Gil Langley, president and CEO of the Amelia Island Convention and Visitors Bureau in Nassau County, said they have a total of 4,000 rooms and another 2,100 vacation rentals that will likely be occupied during the convention, held during a traditionally slow tourism season.
“Amelia Island will shine during this convention,” Langley said. “Most kids go back to school in mid-August and there’s a definitely a slow-down.

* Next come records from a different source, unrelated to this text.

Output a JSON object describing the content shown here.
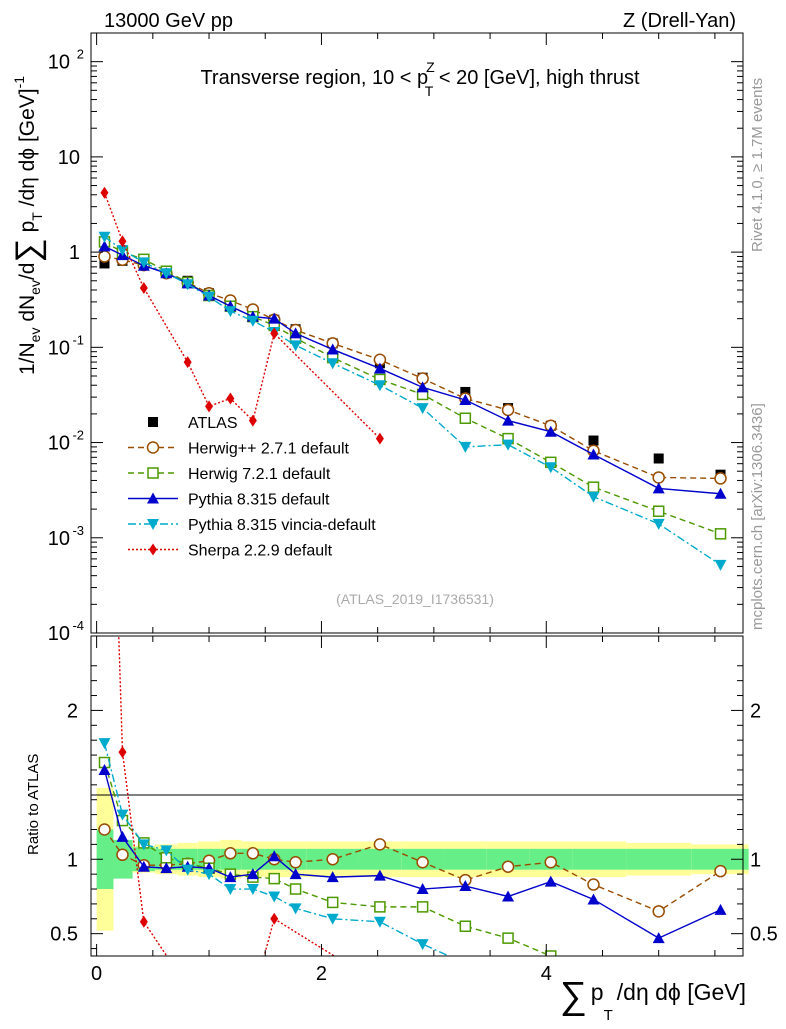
{
  "header": {
    "left": "13000 GeV pp",
    "right": "Z (Drell-Yan)"
  },
  "side_text": {
    "rivet": "Rivet 4.1.0, ≥ 1.7M events",
    "mcplots": "mcplots.cern.ch [arXiv:1306.3436]"
  },
  "chart_data": {
    "type": "line",
    "title": "Transverse region, 10 < p_T^Z < 20 [GeV], high thrust",
    "title_parts": {
      "pre": "Transverse region, 10 < p",
      "sup": "Z",
      "sub": "T",
      "post": " < 20 [GeV], high thrust"
    },
    "analysis_id": "(ATLAS_2019_I1736531)",
    "xlabel": "∑ p_T /dη dϕ [GeV]",
    "xlabel_parts": {
      "sum": "∑",
      "p": "p",
      "sub": "T",
      "rest": "/dη dϕ [GeV]"
    },
    "ylabel": "1/N_ev dN_ev/d ∑ p_T /dη dϕ [GeV]^-1",
    "ylabel_parts": {
      "a": "1/N",
      "ev1": "ev",
      "b": " dN",
      "ev2": "ev",
      "c": "/d",
      "sum": "∑",
      "p": " p",
      "t": "T",
      "d": " /dη dϕ  [GeV]",
      "exp": "-1"
    },
    "ratio_ylabel": "Ratio to ATLAS",
    "xlim": [
      -0.05,
      5.75
    ],
    "ylim": [
      0.0001,
      200
    ],
    "ratio_ylim": [
      0.35,
      2.5
    ],
    "x_ticks": [
      "0",
      "2",
      "4"
    ],
    "x_tick_values": [
      0,
      2,
      4
    ],
    "y_ticks": [
      {
        "base": "10",
        "exp": "-4",
        "value": 0.0001
      },
      {
        "base": "10",
        "exp": "-3",
        "value": 0.001
      },
      {
        "base": "10",
        "exp": "-2",
        "value": 0.01
      },
      {
        "base": "10",
        "exp": "-1",
        "value": 0.1
      },
      {
        "base": "1",
        "exp": "",
        "value": 1
      },
      {
        "base": "10",
        "exp": "",
        "value": 10
      },
      {
        "base": "10",
        "exp": "2",
        "value": 100
      }
    ],
    "ratio_ticks": [
      {
        "label": "0.5",
        "value": 0.5
      },
      {
        "label": "1",
        "value": 1
      },
      {
        "label": "2",
        "value": 2
      }
    ],
    "x": [
      0.07,
      0.23,
      0.42,
      0.62,
      0.81,
      1.0,
      1.19,
      1.39,
      1.58,
      1.77,
      2.1,
      2.52,
      2.9,
      3.28,
      3.66,
      4.04,
      4.42,
      5.0,
      5.55
    ],
    "bin_edges": [
      0.0,
      0.15,
      0.32,
      0.52,
      0.72,
      0.9,
      1.1,
      1.29,
      1.49,
      1.68,
      1.87,
      2.33,
      2.71,
      3.09,
      3.47,
      3.85,
      4.23,
      4.71,
      5.29,
      5.8
    ],
    "ratio_band_green": [
      0.2,
      0.13,
      0.08,
      0.07,
      0.07,
      0.07,
      0.07,
      0.07,
      0.07,
      0.07,
      0.07,
      0.07,
      0.07,
      0.07,
      0.07,
      0.07,
      0.07,
      0.07,
      0.07
    ],
    "ratio_band_yellow": [
      0.48,
      0.1,
      0.09,
      0.1,
      0.11,
      0.12,
      0.13,
      0.12,
      0.12,
      0.12,
      0.12,
      0.12,
      0.12,
      0.12,
      0.12,
      0.12,
      0.12,
      0.11,
      0.1
    ],
    "series": [
      {
        "name": "ATLAS",
        "color": "#000000",
        "marker": "square-filled",
        "dash": "none",
        "values": [
          0.76,
          0.81,
          0.76,
          0.62,
          0.5,
          0.37,
          0.3,
          0.24,
          0.195,
          0.155,
          0.11,
          0.068,
          0.048,
          0.034,
          0.023,
          0.015,
          0.0105,
          0.0068,
          0.0046
        ],
        "ratio": [
          1,
          1,
          1,
          1,
          1,
          1,
          1,
          1,
          1,
          1,
          1,
          1,
          1,
          1,
          1,
          1,
          1,
          1,
          1
        ]
      },
      {
        "name": "Herwig++ 2.7.1 default",
        "color": "#994C00",
        "marker": "circle-open",
        "dash": "6,4",
        "values": [
          0.9,
          0.83,
          0.73,
          0.6,
          0.48,
          0.37,
          0.31,
          0.25,
          0.195,
          0.152,
          0.11,
          0.074,
          0.047,
          0.029,
          0.022,
          0.015,
          0.0082,
          0.0043,
          0.0042
        ],
        "ratio": [
          1.2,
          1.03,
          0.96,
          0.96,
          0.97,
          0.99,
          1.04,
          1.04,
          1.0,
          0.98,
          1.0,
          1.1,
          0.98,
          0.86,
          0.95,
          0.98,
          0.83,
          0.65,
          0.92
        ]
      },
      {
        "name": "Herwig 7.2.1 default",
        "color": "#4C9900",
        "marker": "square-open",
        "dash": "6,4",
        "values": [
          1.28,
          1.0,
          0.84,
          0.63,
          0.48,
          0.35,
          0.27,
          0.21,
          0.17,
          0.125,
          0.078,
          0.046,
          0.032,
          0.018,
          0.011,
          0.0062,
          0.0034,
          0.0019,
          0.0011
        ],
        "ratio": [
          1.65,
          1.26,
          1.11,
          1.01,
          0.97,
          0.94,
          0.9,
          0.88,
          0.87,
          0.8,
          0.71,
          0.68,
          0.68,
          0.55,
          0.47,
          0.35,
          0.3,
          0.28,
          0.24
        ]
      },
      {
        "name": "Pythia 8.315 default",
        "color": "#0000CC",
        "marker": "triangle-up",
        "dash": "none",
        "values": [
          1.15,
          0.93,
          0.72,
          0.6,
          0.47,
          0.35,
          0.27,
          0.21,
          0.2,
          0.14,
          0.095,
          0.06,
          0.038,
          0.028,
          0.017,
          0.013,
          0.0075,
          0.0033,
          0.0029
        ],
        "ratio": [
          1.6,
          1.15,
          0.95,
          0.94,
          0.95,
          0.94,
          0.88,
          0.9,
          1.02,
          0.9,
          0.88,
          0.89,
          0.8,
          0.82,
          0.75,
          0.85,
          0.73,
          0.47,
          0.66
        ]
      },
      {
        "name": "Pythia 8.315 vincia-default",
        "color": "#00AACC",
        "marker": "triangle-down",
        "dash": "8,3,2,3",
        "values": [
          1.45,
          1.05,
          0.78,
          0.6,
          0.46,
          0.34,
          0.24,
          0.19,
          0.145,
          0.105,
          0.068,
          0.04,
          0.023,
          0.009,
          0.0095,
          0.0055,
          0.0027,
          0.0014,
          0.00052
        ],
        "ratio": [
          1.78,
          1.3,
          1.1,
          1.06,
          0.93,
          0.9,
          0.8,
          0.8,
          0.75,
          0.67,
          0.6,
          0.58,
          0.43,
          0.3,
          0.3,
          0.25,
          0.22,
          0.2,
          0.15
        ]
      },
      {
        "name": "Sherpa 2.2.9 default",
        "color": "#DD0000",
        "marker": "diamond",
        "dash": "2,2",
        "values": [
          4.2,
          1.3,
          0.42,
          null,
          0.07,
          0.024,
          0.029,
          0.017,
          0.14,
          null,
          null,
          0.011,
          null,
          null,
          null,
          null,
          null,
          null,
          null
        ],
        "ratio": [
          5.5,
          1.72,
          0.58,
          null,
          0.14,
          0.06,
          0.1,
          0.07,
          0.6,
          null,
          null,
          0.16,
          null,
          null,
          null,
          null,
          null,
          null,
          null
        ]
      }
    ]
  }
}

“The convention means this [season] is going to be stronger than we anticipated,” Langley said.
He said his bureau expected visitation revenues 40% what they see in a normal year due to the coronavirus outbreak. But the convention visitors will likely push that figure up to about 65%.
Richard Goldman, president and CEO of the St. Augustine, Ponte Vedra & The Beaches Visitors and Convention Bureau, has long been part of coordination between Northeast Florida tourism bureaus. Goldman said the immediate impact on the traditionally tourism-rich St. Johns County will be important, but the long-term bounty will be nearly incalculable.
“We won’t know the immediate financial benefit until after the event,” Goldman said. “The long-term benefit I think is more in the perceptions.”
Political conventions bring a unique tourism clientele, Goldman said. Many of the participants have higher incomes and many coming from around the U.S. own businesses themselves.
“This is their opportunity to see all of Northeast Florida, but from my perspective, to see St. Johns County and the assets we have. They could consider possibly moving their businesses here or allow us to host future events,” Goldman said. “Those are the kinds of things that are the gifts that keep on giving after you host an event like this.”
Goldman expects Ponte Vedra Beach and St. Augustine to enjoy convention-related visits and commerce.